Peripheral Nerve Blocks: A Color Atlas, 3rd Edition

70. Sacroiliac Joint Injection

Nashaat N. Rizk

Albert J. Carvelli

Patient Position: Prone on the fluoroscopy table.

Indications: Sacroiliac pain syndrome.

Needle Size: 22-gauge, 88-mm spinal needle.

Medication/Volume: 0.5% bupivacaine 2 mL plus 40 mg methylprednisolone.

Anatomic Landmarks: Posterior superior iliac spine and sacrum.

Approach and Technique: After sterile preparation of the region, the sacroiliac joint is identified under fluoroscopy in the anteroposterior view (Fig. 70-1A). To gain access to this joint space, the fluoroscopic beam must be rotated approximately 15° to 30° to the opposite side of the joint to locate the posterior face of the sacroiliac joint, and then 20° to 30° cephalad and caudad (Ferguson view; Fig. 70-1B). Two separate injections can be performed. The first injection is aimed at the inferior one-third of the joint. Accordingly, the 22-gauge spinal needle is aimed in the same direction as the fluoroscopic beam to gain access to the joint.

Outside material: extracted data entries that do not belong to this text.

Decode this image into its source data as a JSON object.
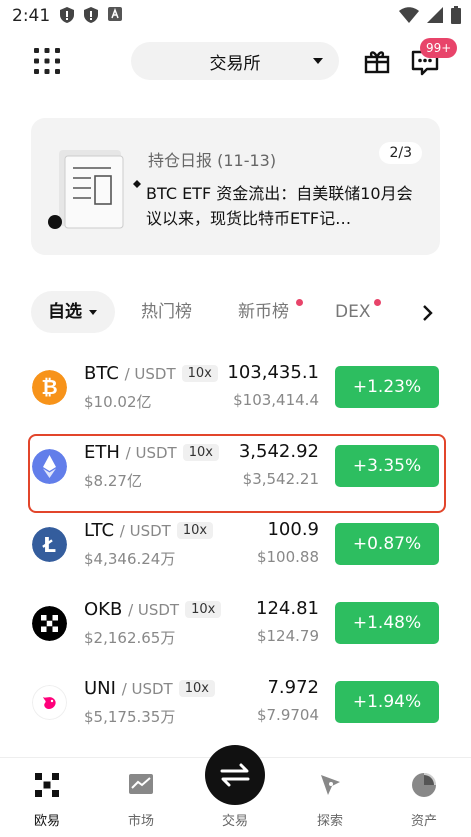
{
  "status_bar": {
    "time": "2:41"
  },
  "header": {
    "exchange_label": "交易所",
    "badge": "99+"
  },
  "banner": {
    "title": "持仓日报 (11-13)",
    "page": "2/3",
    "text": "BTC ETF 资金流出：自美联储10月会议以来，现货比特币ETF记…"
  },
  "tabs": [
    {
      "label": "自选",
      "active": true
    },
    {
      "label": "热门榜",
      "active": false
    },
    {
      "label": "新币榜",
      "active": false
    },
    {
      "label": "DEX",
      "active": false
    }
  ],
  "rows": [
    {
      "base": "BTC",
      "quote": "/ USDT",
      "leverage": "10x",
      "volume": "$10.02亿",
      "price": "103,435.1",
      "fiat": "$103,414.4",
      "change": "+1.23%",
      "icon_color": "#f7931a",
      "icon": "bitcoin-icon"
    },
    {
      "base": "ETH",
      "quote": "/ USDT",
      "leverage": "10x",
      "volume": "$8.27亿",
      "price": "3,542.92",
      "fiat": "$3,542.21",
      "change": "+3.35%",
      "icon_color": "#627eea",
      "icon": "ethereum-icon"
    },
    {
      "base": "LTC",
      "quote": "/ USDT",
      "leverage": "10x",
      "volume": "$4,346.24万",
      "price": "100.9",
      "fiat": "$100.88",
      "change": "+0.87%",
      "icon_color": "#345d9d",
      "icon": "litecoin-icon"
    },
    {
      "base": "OKB",
      "quote": "/ USDT",
      "leverage": "10x",
      "volume": "$2,162.65万",
      "price": "124.81",
      "fiat": "$124.79",
      "change": "+1.48%",
      "icon_color": "#000000",
      "icon": "okb-icon"
    },
    {
      "base": "UNI",
      "quote": "/ USDT",
      "leverage": "10x",
      "volume": "$5,175.35万",
      "price": "7.972",
      "fiat": "$7.9704",
      "change": "+1.94%",
      "icon_color": "#ff007a",
      "icon": "uniswap-icon"
    }
  ],
  "bottom_nav": [
    {
      "label": "欧易",
      "icon": "okx-logo-icon"
    },
    {
      "label": "市场",
      "icon": "market-chart-icon"
    },
    {
      "label": "交易",
      "icon": "trade-swap-icon"
    },
    {
      "label": "探索",
      "icon": "explore-compass-icon"
    },
    {
      "label": "资产",
      "icon": "assets-pie-icon"
    }
  ],
  "colors": {
    "up": "#2dbe60",
    "badge": "#e8446a",
    "highlight": "#e2452b"
  }
}
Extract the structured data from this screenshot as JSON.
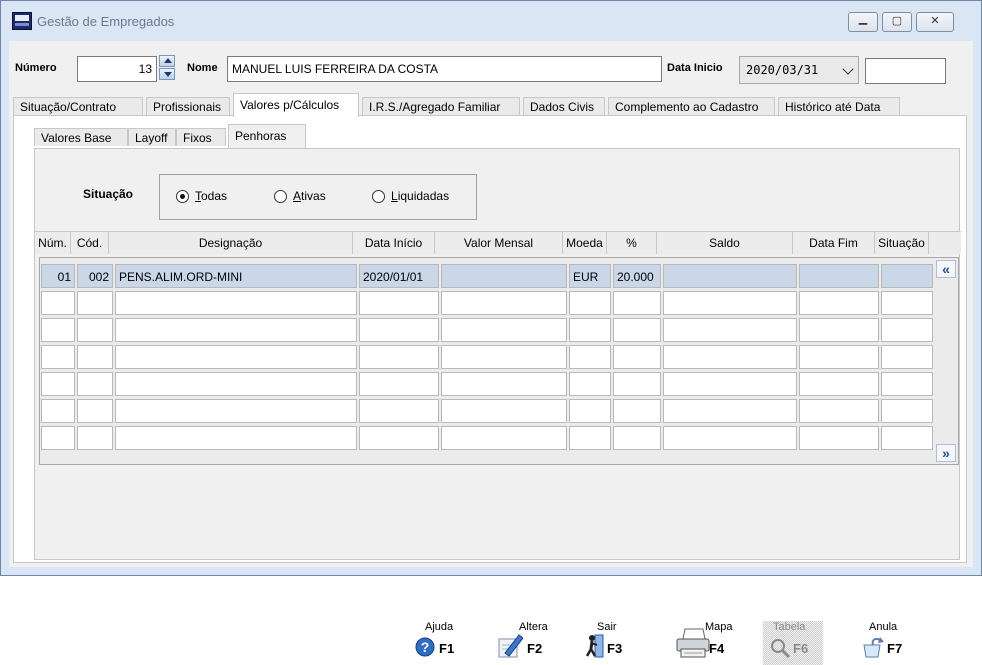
{
  "window": {
    "title": "Gestão de Empregados"
  },
  "header": {
    "numero_label": "Número",
    "numero_value": "13",
    "nome_label": "Nome",
    "nome_value": "MANUEL LUIS FERREIRA DA COSTA",
    "data_inicio_label": "Data Inicio",
    "data_inicio_value": "2020/03/31",
    "extra_value": ""
  },
  "tabs": [
    {
      "label": "Situação/Contrato",
      "active": false
    },
    {
      "label": "Profissionais",
      "active": false
    },
    {
      "label": "Valores p/Cálculos",
      "active": true
    },
    {
      "label": "I.R.S./Agregado Familiar",
      "active": false
    },
    {
      "label": "Dados Civis",
      "active": false
    },
    {
      "label": "Complemento ao Cadastro",
      "active": false
    },
    {
      "label": "Histórico até Data",
      "active": false
    }
  ],
  "subtabs": [
    {
      "label": "Valores Base",
      "active": false
    },
    {
      "label": "Layoff",
      "active": false
    },
    {
      "label": "Fixos",
      "active": false
    },
    {
      "label": "Penhoras",
      "active": true
    }
  ],
  "situacao": {
    "label": "Situação",
    "options": [
      {
        "label": "Todas",
        "accel": "T",
        "rest": "odas",
        "checked": true
      },
      {
        "label": "Ativas",
        "accel": "A",
        "rest": "tivas",
        "checked": false
      },
      {
        "label": "Liquidadas",
        "accel": "L",
        "rest": "iquidadas",
        "checked": false
      }
    ]
  },
  "grid": {
    "columns": [
      "Núm.",
      "Cód.",
      "Designação",
      "Data Início",
      "Valor Mensal",
      "Moeda",
      "%",
      "Saldo",
      "Data Fim",
      "Situação"
    ],
    "rows": [
      [
        "01",
        "002",
        "PENS.ALIM.ORD-MINI",
        "2020/01/01",
        "",
        "EUR",
        "20.000",
        "",
        "",
        ""
      ],
      [
        "",
        "",
        "",
        "",
        "",
        "",
        "",
        "",
        "",
        ""
      ],
      [
        "",
        "",
        "",
        "",
        "",
        "",
        "",
        "",
        "",
        ""
      ],
      [
        "",
        "",
        "",
        "",
        "",
        "",
        "",
        "",
        "",
        ""
      ],
      [
        "",
        "",
        "",
        "",
        "",
        "",
        "",
        "",
        "",
        ""
      ],
      [
        "",
        "",
        "",
        "",
        "",
        "",
        "",
        "",
        "",
        ""
      ],
      [
        "",
        "",
        "",
        "",
        "",
        "",
        "",
        "",
        "",
        ""
      ]
    ]
  },
  "toolbar": {
    "buttons": [
      {
        "name": "Ajuda",
        "key": "F1",
        "icon": "help-icon",
        "enabled": true
      },
      {
        "name": "Altera",
        "key": "F2",
        "icon": "edit-icon",
        "enabled": true
      },
      {
        "name": "Sair",
        "key": "F3",
        "icon": "exit-icon",
        "enabled": true
      },
      {
        "name": "Mapa",
        "key": "F4",
        "icon": "printer-icon",
        "enabled": true
      },
      {
        "name": "Tabela",
        "key": "F6",
        "icon": "search-icon",
        "enabled": false
      },
      {
        "name": "Anula",
        "key": "F7",
        "icon": "cancel-icon",
        "enabled": true
      }
    ]
  }
}
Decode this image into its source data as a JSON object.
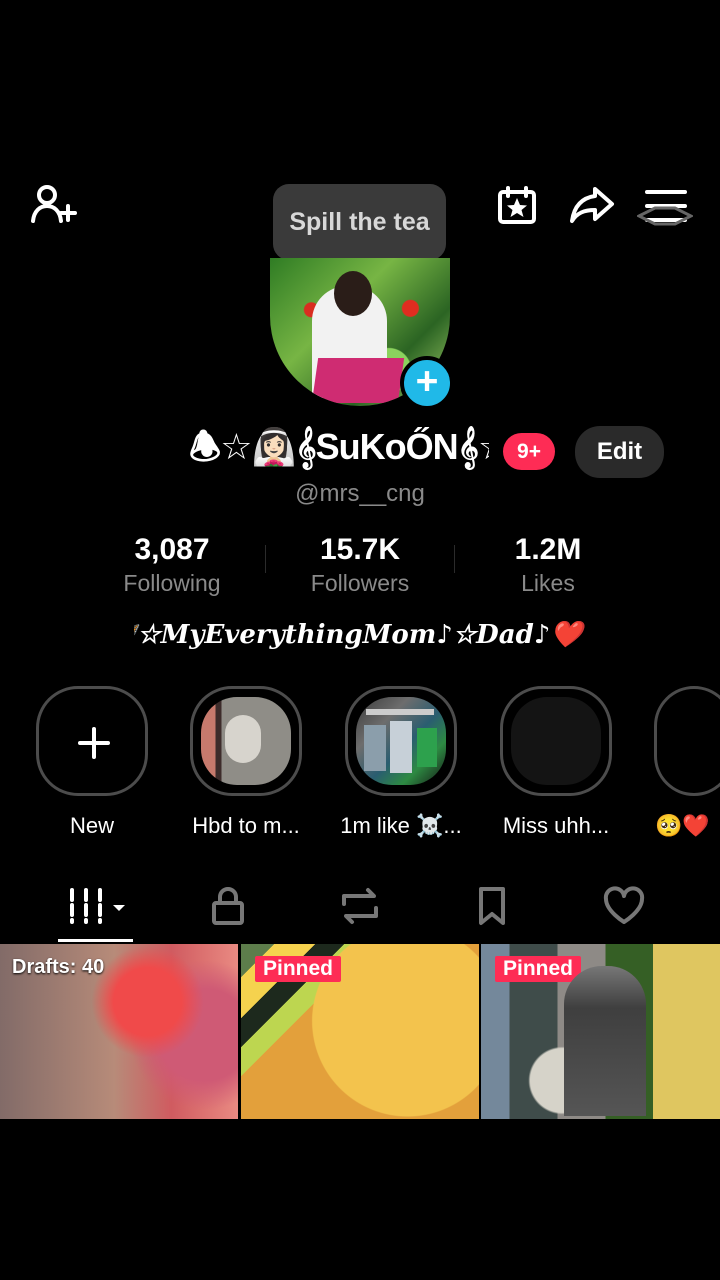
{
  "top_bar": {
    "tooltip": "Spill the tea",
    "icons": [
      "add-user-icon",
      "calendar-star-icon",
      "share-icon",
      "menu-icon"
    ]
  },
  "profile": {
    "display_name": "🕭☆👰🏻‍♀️𝄞SuKoŐN𝄞☆🕭",
    "notification_badge": "9+",
    "edit_label": "Edit",
    "handle": "@mrs__cng"
  },
  "stats": [
    {
      "value": "3,087",
      "label": "Following"
    },
    {
      "value": "15.7K",
      "label": "Followers"
    },
    {
      "value": "1.2M",
      "label": "Likes"
    }
  ],
  "bio": "🦋☆MyEverythingMom♪☆Dad♪❤️🌍",
  "highlights": [
    {
      "label": "New"
    },
    {
      "label": "Hbd to m..."
    },
    {
      "label": "1m like ☠️..."
    },
    {
      "label": "Miss uhh..."
    },
    {
      "label": "🥺❤️"
    }
  ],
  "tabs": [
    "videos",
    "private",
    "reposts",
    "saved",
    "liked"
  ],
  "grid": [
    {
      "overlay": "Drafts: 40"
    },
    {
      "overlay": "Pinned"
    },
    {
      "overlay": "Pinned"
    }
  ],
  "colors": {
    "background": "#000000",
    "accent_red": "#fe2c55",
    "accent_blue": "#20b9e8",
    "muted_text": "#8a8a8a"
  }
}
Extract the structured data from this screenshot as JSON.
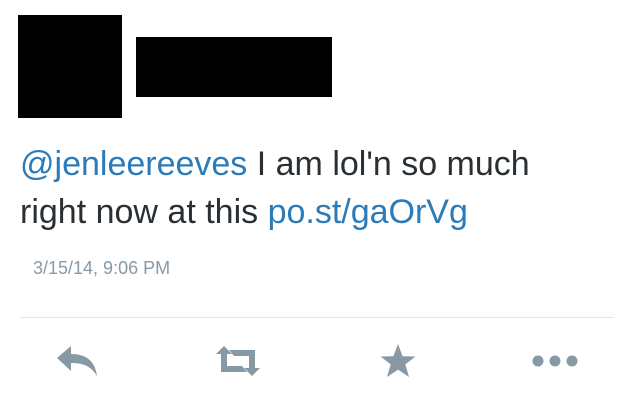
{
  "tweet": {
    "mention": "@jenleereeves",
    "text_line1": " I am lol'n so much",
    "text_line2": "right now at this ",
    "link": "po.st/gaOrVg",
    "timestamp": "3/15/14, 9:06 PM"
  },
  "actions": {
    "reply_icon": "reply-icon",
    "retweet_icon": "retweet-icon",
    "favorite_icon": "star-icon",
    "more_icon": "more-icon"
  },
  "colors": {
    "text": "#292f33",
    "link": "#2b7bb9",
    "muted": "#8899a6",
    "icon": "#8899a6",
    "divider": "#e1e8ed"
  }
}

A loss of resistance is often felt as the joint space is entered. Next, the superior one-third of the joint space is entered in a similar fashion. To help confirm the joint space location, 0.5 to 1.0 mL of contrast dye can be injected prior to the injection of the local anesthetic mixture.

Tips

1.   The feeling of a “pop” or loss of resistance when advancing the needle can be misleading. The joint space itself can be difficult to enter with the needle. Always reconfirm the correct positioning of the needle with fluoroscopy.

 

Figure 70-1. A: Anteroposterior view. B: Ferguson view.

Suggested Readings

Kransdorf MJ. Sacroiliac joint injection. In: Fenton DS, Czervionke LF, eds. Image-guided spine intervention. Philadelphia: WB Saunders, 2003.

Manning DC, Rowlingson JC. Back pain and the role of neural blockade. In: Cousins MJ, Bridenbaugh PO, eds. Neural blockade in clinical anesthesia and management of pain, 3rd ed. Philadelphia: Lippincott-Raven, 1998.